Примерно в это время была написана самая широко известная из его работ, «Боти из Топер-на-Фуосич, пастораль длинных каникул». Она была опубликована в 1848 году, и хотя она сразу же обеспечила круг горячих поклонников, и издание было очень скоро исчерпано, она «безусловно заслуживает гораздо большей популярности, чем когда-либо достигла». Поэма была переиздана в Америке, в Кембридже, в 1849 году, и можно с уверенностью утверждать, что ее достоинство было более глубоко прочувствовано и более щедро признано американскими, чем английскими читателями. Тот факт, что ее существенная форма и местный колорит были чисто и подлинно английскими и, таким образом, удовлетворяли любопытство, испытываемое в этой стране относительно социальных привычек и образа жизни на родине, в то время как, с другой стороны, ее дух был в симпатии с самой либеральной и прогрессивной мыслью века, может достаточно объяснить ее популярность здесь. Но любители поэзии находили в ней наслаждение, помимо этих характеристик, — в ее свежих описаниях природы, ее здоровом мужестве тона, ее ученой конструкции, ее живом юморе, ее большой мысли, оживленной и углубленной проницательным воображением поэта.
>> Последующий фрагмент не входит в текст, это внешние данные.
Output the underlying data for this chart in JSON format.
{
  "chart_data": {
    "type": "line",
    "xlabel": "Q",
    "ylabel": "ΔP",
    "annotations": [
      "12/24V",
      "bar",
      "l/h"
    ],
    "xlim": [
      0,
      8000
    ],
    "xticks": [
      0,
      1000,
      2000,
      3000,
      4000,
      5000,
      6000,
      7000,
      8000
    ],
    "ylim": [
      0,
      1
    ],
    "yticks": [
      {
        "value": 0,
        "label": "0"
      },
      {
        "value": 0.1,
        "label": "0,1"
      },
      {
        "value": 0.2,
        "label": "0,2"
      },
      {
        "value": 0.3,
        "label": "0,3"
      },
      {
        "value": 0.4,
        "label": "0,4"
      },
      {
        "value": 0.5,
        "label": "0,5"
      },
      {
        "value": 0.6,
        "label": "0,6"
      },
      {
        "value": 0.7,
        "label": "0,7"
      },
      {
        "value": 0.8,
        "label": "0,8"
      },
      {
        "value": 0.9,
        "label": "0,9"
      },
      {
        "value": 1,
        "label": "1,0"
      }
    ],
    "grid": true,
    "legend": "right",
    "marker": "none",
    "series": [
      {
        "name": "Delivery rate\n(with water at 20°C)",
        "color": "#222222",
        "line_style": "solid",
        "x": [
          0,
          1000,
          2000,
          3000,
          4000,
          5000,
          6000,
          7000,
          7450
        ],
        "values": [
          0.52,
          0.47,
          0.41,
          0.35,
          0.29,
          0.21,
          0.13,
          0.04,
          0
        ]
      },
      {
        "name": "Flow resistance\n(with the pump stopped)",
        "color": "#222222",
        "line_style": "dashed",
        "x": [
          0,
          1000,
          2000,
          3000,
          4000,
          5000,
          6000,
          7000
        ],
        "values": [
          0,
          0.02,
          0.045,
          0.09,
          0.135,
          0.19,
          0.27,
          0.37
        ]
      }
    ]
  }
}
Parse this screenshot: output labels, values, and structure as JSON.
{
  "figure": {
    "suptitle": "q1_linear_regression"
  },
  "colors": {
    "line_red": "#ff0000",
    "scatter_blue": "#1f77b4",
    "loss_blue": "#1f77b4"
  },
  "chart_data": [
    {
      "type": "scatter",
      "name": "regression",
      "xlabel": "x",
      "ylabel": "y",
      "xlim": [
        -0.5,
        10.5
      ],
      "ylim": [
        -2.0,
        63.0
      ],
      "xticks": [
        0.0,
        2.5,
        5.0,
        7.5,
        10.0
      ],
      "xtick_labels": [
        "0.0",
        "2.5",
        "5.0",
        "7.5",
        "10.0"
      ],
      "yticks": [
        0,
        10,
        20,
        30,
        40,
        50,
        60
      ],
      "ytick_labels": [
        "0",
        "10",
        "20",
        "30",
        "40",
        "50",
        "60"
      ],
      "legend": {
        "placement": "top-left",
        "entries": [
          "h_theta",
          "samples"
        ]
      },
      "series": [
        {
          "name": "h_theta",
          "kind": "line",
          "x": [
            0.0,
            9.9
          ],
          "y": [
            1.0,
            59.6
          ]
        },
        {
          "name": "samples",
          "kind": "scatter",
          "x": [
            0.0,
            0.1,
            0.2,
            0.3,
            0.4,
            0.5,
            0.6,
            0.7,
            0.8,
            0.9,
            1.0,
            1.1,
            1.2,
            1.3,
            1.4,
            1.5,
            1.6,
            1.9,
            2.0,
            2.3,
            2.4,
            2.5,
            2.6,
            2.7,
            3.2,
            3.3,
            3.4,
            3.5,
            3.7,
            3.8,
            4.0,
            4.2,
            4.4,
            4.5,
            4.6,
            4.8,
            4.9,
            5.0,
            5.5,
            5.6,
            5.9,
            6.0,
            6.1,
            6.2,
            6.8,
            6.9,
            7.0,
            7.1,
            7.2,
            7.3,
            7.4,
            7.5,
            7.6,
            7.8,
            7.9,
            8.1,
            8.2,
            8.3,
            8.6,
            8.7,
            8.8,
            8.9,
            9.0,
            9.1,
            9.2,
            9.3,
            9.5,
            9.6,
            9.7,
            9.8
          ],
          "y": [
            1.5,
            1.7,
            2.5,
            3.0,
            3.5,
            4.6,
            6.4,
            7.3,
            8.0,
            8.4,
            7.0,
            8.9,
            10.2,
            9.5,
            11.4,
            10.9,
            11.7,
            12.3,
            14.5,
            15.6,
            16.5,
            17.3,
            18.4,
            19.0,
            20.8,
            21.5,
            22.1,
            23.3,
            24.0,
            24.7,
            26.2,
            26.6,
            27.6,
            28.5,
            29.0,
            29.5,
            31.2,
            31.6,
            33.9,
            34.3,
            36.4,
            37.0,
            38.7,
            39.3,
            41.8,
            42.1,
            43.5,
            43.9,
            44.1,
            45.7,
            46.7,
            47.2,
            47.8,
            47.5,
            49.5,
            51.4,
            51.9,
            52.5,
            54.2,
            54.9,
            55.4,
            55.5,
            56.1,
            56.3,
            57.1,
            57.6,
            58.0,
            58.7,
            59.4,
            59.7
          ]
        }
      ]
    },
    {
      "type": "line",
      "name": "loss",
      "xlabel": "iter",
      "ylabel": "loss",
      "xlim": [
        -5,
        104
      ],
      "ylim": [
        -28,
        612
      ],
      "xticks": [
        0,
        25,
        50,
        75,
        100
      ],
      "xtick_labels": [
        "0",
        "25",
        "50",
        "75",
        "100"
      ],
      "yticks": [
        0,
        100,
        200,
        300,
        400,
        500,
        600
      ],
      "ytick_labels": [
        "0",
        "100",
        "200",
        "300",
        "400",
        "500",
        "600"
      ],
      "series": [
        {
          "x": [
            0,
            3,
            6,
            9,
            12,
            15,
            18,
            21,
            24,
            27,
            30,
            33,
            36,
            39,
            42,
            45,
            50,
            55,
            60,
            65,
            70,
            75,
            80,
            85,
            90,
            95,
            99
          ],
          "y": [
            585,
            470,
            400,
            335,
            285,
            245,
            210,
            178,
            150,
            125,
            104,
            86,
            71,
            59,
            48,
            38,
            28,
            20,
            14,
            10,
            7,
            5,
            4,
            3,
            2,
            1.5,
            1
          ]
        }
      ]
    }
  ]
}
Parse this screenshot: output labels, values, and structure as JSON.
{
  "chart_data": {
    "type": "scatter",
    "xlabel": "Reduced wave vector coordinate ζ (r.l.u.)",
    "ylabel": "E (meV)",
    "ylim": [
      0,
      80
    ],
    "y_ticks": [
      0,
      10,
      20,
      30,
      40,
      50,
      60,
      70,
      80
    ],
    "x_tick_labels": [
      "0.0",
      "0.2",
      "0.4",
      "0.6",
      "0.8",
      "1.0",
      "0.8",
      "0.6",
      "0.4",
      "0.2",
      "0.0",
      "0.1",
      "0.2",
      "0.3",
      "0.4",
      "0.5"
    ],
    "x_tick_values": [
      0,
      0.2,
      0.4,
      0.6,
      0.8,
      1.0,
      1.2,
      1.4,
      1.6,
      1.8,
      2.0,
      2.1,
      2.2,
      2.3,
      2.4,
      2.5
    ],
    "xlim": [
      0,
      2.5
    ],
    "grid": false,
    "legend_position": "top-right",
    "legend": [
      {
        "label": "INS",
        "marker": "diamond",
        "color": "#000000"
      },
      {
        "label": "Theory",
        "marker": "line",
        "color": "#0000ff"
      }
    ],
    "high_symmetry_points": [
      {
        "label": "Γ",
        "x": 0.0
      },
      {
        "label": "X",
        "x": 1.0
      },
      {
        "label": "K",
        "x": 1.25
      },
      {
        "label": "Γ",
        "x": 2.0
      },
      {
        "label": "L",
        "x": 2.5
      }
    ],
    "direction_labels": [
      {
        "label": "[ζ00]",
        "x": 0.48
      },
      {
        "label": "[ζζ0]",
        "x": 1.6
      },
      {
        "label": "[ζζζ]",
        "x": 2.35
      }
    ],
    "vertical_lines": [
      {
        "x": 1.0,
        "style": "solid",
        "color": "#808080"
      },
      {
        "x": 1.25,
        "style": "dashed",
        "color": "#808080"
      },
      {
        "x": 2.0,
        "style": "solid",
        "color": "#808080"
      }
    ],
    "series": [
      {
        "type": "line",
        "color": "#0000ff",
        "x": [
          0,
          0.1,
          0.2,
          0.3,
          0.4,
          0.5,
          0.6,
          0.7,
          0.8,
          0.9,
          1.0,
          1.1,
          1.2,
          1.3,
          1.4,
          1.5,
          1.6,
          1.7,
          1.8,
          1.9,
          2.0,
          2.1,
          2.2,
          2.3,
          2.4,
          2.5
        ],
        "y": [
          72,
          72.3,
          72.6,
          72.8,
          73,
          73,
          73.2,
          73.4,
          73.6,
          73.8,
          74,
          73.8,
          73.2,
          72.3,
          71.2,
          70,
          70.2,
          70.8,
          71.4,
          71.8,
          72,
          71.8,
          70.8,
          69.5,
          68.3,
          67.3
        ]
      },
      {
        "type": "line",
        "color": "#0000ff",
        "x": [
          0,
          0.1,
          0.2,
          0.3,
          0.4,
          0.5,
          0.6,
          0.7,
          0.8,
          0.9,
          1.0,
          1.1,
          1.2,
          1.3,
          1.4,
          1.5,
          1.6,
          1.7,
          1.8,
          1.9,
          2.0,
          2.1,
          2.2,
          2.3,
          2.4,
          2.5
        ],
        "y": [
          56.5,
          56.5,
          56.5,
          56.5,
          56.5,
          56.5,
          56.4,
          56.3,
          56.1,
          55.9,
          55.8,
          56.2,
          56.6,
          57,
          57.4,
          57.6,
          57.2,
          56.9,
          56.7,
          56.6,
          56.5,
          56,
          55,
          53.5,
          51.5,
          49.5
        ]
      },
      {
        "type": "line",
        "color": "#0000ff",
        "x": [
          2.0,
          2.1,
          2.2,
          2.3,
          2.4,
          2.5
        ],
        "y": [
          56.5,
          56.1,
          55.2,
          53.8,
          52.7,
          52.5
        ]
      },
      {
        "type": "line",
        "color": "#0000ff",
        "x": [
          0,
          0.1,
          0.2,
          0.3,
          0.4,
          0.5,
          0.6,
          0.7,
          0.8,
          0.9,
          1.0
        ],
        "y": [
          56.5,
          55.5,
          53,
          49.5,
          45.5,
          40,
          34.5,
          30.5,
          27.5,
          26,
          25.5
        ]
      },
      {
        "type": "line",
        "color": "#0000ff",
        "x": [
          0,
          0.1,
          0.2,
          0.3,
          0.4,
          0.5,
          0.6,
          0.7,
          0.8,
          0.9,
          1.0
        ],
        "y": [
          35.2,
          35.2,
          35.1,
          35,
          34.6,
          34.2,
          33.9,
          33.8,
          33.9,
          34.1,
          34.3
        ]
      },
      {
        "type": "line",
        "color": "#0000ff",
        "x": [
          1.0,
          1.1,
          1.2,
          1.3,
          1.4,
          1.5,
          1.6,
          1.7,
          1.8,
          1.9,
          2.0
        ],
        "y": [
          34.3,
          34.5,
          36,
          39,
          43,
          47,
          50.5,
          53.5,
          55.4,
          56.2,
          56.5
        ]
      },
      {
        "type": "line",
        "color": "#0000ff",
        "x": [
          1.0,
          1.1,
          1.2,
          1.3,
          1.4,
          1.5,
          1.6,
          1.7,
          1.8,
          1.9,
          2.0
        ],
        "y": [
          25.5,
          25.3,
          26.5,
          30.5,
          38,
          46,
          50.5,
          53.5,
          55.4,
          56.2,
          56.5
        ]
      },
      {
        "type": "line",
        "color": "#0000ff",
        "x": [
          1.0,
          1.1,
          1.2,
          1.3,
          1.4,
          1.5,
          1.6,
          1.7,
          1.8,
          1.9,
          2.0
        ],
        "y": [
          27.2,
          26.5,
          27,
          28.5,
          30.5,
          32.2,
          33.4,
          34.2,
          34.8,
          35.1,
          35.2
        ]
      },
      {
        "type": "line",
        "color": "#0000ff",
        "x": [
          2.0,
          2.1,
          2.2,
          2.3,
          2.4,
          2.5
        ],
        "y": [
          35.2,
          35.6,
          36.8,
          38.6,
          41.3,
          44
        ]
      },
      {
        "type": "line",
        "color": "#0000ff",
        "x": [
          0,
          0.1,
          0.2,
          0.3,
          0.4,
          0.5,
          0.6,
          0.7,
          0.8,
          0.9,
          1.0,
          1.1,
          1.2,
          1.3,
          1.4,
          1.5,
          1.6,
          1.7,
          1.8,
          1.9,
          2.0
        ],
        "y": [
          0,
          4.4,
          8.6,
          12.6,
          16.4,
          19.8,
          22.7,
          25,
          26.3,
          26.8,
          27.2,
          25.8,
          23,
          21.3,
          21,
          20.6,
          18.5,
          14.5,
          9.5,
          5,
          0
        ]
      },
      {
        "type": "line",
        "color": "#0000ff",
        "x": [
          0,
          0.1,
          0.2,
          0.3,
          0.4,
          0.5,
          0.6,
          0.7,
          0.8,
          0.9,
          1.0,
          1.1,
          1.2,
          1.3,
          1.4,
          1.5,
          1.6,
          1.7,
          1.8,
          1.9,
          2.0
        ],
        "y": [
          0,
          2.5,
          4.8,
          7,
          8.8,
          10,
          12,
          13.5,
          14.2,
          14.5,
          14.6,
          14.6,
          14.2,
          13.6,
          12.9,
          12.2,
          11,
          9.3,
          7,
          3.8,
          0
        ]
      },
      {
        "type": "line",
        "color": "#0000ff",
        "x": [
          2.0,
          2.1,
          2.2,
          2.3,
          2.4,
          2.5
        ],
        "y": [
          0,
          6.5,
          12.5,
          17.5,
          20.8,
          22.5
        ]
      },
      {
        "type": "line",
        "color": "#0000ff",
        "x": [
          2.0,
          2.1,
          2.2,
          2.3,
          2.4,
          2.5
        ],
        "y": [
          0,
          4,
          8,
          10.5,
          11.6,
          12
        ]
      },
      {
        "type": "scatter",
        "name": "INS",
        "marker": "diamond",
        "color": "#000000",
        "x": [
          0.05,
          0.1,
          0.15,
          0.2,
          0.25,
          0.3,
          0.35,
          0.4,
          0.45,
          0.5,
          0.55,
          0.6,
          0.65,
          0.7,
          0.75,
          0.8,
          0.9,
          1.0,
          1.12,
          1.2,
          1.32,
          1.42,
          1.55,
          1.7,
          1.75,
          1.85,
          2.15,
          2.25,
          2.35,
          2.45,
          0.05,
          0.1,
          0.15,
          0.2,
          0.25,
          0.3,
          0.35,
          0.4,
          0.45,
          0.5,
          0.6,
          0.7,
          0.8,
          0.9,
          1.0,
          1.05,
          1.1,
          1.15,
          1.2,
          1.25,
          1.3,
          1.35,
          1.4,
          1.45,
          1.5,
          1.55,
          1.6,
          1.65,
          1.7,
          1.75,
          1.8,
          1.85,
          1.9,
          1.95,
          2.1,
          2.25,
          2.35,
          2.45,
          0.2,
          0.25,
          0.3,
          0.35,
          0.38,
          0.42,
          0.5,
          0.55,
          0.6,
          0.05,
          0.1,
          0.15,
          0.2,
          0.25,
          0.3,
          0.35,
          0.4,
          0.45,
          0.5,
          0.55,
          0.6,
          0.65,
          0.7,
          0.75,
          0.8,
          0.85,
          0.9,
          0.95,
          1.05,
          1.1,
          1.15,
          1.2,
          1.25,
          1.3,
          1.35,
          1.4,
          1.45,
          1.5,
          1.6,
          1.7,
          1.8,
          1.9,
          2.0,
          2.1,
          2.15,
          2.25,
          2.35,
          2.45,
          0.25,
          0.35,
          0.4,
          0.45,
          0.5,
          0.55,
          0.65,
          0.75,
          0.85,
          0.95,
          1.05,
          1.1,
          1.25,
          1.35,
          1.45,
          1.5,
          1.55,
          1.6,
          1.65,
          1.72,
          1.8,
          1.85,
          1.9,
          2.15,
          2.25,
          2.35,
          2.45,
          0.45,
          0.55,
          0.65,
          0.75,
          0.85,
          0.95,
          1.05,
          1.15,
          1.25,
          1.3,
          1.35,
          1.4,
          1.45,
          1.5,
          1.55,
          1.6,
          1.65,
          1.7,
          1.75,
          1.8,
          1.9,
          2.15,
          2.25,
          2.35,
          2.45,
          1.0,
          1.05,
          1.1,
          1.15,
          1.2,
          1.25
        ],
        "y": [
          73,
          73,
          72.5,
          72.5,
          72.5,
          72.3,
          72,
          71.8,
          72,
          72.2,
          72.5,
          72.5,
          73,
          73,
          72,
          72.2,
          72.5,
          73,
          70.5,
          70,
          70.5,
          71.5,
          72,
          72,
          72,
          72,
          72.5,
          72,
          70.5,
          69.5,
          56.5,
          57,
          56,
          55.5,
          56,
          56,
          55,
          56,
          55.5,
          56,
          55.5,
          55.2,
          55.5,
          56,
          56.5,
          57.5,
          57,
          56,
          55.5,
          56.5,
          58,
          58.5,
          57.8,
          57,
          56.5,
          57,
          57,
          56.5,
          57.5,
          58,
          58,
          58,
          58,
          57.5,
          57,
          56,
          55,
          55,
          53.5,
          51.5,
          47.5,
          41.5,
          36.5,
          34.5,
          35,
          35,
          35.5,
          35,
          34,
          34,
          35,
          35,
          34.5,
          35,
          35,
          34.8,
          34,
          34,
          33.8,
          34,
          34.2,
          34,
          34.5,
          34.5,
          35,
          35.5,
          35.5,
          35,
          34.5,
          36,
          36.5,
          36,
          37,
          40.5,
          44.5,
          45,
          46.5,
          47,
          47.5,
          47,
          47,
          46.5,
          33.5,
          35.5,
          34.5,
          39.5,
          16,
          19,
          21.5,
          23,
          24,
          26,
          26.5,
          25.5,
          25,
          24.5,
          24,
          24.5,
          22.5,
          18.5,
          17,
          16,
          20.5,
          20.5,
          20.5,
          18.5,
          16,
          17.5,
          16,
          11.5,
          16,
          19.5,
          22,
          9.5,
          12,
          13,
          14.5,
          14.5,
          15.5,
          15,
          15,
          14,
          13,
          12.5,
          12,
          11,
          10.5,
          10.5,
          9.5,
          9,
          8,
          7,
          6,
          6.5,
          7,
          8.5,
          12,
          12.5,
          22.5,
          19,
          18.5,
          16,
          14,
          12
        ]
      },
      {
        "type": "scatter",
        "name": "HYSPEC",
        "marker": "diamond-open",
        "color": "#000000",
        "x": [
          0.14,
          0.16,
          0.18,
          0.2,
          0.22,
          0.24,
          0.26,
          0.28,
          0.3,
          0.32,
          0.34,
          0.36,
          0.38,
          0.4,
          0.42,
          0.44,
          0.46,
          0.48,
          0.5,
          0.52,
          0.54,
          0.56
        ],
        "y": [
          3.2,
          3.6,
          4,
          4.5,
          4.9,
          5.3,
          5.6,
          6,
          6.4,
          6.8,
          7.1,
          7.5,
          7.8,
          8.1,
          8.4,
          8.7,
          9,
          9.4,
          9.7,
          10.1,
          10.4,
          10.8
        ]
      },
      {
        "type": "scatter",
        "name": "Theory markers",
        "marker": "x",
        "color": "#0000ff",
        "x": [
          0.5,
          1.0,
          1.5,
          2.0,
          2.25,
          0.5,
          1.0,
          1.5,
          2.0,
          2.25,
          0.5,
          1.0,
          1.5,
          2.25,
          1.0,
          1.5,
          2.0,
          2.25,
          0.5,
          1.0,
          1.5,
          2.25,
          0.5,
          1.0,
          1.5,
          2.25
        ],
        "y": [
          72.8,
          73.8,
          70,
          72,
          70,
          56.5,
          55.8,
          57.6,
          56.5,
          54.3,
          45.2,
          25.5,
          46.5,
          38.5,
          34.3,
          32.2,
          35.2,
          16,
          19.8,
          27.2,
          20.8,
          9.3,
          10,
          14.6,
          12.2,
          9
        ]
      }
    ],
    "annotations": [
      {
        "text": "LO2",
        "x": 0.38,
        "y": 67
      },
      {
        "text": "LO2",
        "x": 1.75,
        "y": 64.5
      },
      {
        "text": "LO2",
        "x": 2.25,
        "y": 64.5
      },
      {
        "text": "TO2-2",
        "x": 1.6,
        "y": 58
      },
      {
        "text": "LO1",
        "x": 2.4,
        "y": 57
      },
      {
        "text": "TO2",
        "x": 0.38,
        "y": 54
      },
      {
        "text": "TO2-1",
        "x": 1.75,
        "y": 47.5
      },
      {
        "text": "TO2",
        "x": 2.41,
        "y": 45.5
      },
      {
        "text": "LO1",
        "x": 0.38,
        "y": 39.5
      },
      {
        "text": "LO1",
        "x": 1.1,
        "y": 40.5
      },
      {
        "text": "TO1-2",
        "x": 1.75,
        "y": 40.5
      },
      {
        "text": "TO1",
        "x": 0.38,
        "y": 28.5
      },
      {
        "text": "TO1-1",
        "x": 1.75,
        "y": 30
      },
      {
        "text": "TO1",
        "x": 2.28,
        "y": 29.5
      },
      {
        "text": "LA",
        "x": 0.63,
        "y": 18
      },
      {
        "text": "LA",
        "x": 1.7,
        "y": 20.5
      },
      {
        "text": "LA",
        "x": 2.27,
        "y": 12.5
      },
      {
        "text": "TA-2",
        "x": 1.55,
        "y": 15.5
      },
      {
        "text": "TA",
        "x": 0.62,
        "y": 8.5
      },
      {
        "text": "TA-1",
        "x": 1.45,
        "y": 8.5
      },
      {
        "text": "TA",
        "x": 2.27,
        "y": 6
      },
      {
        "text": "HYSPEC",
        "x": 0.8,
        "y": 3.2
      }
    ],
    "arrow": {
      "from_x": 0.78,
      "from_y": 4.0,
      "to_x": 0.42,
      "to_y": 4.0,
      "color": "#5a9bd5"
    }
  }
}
«Любой, кто прочитал ее, признает, что наставничество в Ориэле не было местом для автора. Интенсивная любовь к свободе, глубокая и сердечная симпатия с передовой мыслью времени, юмористическое обращение со старыми формулами и условностями, ставшими бессмысленными, которые дышат в каждой строке «Боти», показывают это достаточно ясно. Он рассказывал в дальнейшей жизни с большим удовольствием, как доны университета, которые, услышав, что у него что-то в печати, и зная, что его теологические взгляды не совсем здравы, ожидали публикации о Статьях, были поражены появлением этой свежей и игривой поэмы. Оксфорд (по крайней мере, общая комната Ориэля) и он становились все более отчужденными с каждым днем. Как остро он чувствовал отчуждение, не от Оксфорда, а от старых друзей, примерно в это время, можно прочитать только в его собственных словах». Именно в таких стихах, как «Qua Cursum Ventus» или сонет, начинающийся «Ну, ну, — Небо благословит вас всех изо дня в день!», это можно прочитать. Они, вместе с несколькими другими беглыми произведениями, были напечатаны в компании со стихами друга, как одна часть небольшого тома под названием «Ambarvalia», который никогда не достигал какого-либо общего распространения, хотя содержал некоторые стихи, которые займут свое место среди лучших английской поэзии этого поколения.

Qua Cursum Ventus.

«Как корабли, заштиленные вечером, что лежали / С парусами, опущенными, бок о бок, / Две башни парусов на рассвете дня, / Едва ли видны на расстоянии долгих лиг:»

«Когда пала ночь, поднялся бриз, / И все темные часы они плыли, / Не мечтая, что каждое те же самые моря / Каждое бороздило бок о бок:»

«Даже так — Но зачем раскрывать историю / Тех, кого, год за годом неизменных, / Краткое отсутствие соединило снова почувствовать, / Изумленными, душа от души отчужденными?»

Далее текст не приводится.